XiangShan Commit: 74565eecc122e407e40fecf7f68fc9990f19e28f
Ready-to-Run Commit: c4e0350c0f686cfa206d5b47d80cfd730f39675a

These commit hashes uniquely identify the exact versions of the software used, making it easier for others to reproduce the issue and verify any fixes.

Additional Context and Assistance

The reporter has shown a commendable commitment to resolving this issue by providing detailed information, including test cases and reproduction steps. Their willingness to assist with further details or additional reproducing inputs is invaluable for the debugging process.
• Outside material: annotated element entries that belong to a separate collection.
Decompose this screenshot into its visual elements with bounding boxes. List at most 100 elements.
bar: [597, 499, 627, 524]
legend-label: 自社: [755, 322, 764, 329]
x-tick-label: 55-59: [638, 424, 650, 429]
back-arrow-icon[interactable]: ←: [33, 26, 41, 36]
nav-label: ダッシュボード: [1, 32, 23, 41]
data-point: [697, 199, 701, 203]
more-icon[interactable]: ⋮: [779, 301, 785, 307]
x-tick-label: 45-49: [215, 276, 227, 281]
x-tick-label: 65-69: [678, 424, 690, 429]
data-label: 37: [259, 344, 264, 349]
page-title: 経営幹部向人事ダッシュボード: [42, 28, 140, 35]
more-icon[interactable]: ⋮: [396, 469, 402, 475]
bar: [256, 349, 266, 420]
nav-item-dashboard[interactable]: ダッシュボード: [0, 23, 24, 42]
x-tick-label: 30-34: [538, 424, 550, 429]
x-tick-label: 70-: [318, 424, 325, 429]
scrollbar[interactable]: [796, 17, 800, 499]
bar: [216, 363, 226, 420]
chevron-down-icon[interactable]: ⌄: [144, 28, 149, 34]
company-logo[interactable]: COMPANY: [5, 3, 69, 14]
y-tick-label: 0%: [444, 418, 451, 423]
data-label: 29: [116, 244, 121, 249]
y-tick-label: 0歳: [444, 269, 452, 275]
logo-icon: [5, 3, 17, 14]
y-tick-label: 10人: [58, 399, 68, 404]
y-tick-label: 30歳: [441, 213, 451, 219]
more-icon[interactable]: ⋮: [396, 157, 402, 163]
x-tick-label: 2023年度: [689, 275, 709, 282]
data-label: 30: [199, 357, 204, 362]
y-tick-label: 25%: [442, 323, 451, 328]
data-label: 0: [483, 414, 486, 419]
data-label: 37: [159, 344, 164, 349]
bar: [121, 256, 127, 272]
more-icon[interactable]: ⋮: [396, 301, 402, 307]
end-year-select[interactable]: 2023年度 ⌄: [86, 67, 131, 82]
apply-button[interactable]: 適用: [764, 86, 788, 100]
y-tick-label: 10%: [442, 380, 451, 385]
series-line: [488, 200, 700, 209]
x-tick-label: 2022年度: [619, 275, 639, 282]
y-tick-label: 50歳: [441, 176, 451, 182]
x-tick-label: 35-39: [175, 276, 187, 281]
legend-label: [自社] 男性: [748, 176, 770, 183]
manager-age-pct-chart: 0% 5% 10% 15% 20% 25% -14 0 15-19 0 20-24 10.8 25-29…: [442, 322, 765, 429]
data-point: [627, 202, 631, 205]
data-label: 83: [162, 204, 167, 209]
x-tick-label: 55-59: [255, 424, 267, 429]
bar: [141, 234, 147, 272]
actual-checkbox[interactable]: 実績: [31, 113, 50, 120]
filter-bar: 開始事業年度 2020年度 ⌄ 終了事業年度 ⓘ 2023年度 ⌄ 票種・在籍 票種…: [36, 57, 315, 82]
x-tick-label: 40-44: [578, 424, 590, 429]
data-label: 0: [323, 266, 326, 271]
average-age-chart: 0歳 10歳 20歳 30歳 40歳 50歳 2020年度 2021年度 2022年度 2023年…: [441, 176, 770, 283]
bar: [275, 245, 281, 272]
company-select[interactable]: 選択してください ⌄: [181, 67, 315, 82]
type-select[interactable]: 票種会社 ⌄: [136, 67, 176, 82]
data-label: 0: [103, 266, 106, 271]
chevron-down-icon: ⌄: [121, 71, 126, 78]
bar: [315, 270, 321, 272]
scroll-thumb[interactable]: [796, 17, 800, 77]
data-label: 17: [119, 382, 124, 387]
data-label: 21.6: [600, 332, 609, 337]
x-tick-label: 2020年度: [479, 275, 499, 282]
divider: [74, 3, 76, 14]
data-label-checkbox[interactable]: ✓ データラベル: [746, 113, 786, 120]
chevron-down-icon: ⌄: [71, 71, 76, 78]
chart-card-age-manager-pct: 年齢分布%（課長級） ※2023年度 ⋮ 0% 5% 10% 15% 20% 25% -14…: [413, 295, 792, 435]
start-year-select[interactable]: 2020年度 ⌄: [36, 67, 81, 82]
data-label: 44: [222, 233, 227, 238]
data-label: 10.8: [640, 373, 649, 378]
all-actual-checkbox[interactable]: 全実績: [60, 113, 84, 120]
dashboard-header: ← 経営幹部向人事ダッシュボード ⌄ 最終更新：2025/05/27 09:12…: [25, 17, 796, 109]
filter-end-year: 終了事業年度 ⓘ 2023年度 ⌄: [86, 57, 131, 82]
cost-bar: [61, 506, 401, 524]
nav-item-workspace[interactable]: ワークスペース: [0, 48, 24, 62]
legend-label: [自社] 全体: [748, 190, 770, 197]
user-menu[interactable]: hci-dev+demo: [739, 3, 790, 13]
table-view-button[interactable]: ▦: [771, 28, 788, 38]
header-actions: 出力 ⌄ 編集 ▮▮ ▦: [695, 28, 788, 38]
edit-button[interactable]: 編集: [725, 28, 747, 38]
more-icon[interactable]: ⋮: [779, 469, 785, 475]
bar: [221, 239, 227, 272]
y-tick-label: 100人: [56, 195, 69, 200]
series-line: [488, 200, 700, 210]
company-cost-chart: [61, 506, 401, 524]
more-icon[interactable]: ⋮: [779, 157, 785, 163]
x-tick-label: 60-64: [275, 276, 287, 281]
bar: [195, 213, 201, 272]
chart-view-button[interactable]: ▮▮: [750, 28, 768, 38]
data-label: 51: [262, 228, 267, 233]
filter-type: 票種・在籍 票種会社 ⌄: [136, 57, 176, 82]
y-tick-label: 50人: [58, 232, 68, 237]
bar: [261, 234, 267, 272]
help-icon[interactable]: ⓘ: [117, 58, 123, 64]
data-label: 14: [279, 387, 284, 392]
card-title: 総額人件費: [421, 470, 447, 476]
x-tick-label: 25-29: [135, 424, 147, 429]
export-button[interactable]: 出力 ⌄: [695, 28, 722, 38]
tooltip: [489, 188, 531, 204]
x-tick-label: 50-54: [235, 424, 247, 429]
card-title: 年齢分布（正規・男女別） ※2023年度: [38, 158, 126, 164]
Such collaborative efforts are essential for advancing the state of computer architecture and ensuring the reliability of new processor designs.

Conclusion: A Step Towards Robust Processor Design

The unexpected interaction between vs1r.v and fence.i in XiangShan serves as a compelling reminder of the complexities involved in processor design. Identifying and resolving such bugs is a critical step towards building robust and reliable systems. By meticulously examining the behavior, comparing it against ISA specifications, and engaging in collaborative debugging, the XiangShan team can ensure that this cutting-edge processor meets the highest standards of correctness and performance. Understanding these interactions not only helps in fixing the immediate issue but also provides valuable insights for future designs and verification methodologies.

For further reading on RISC-V instruction set architecture and memory consistency models, you might find the resources at the RISC-V International website helpful.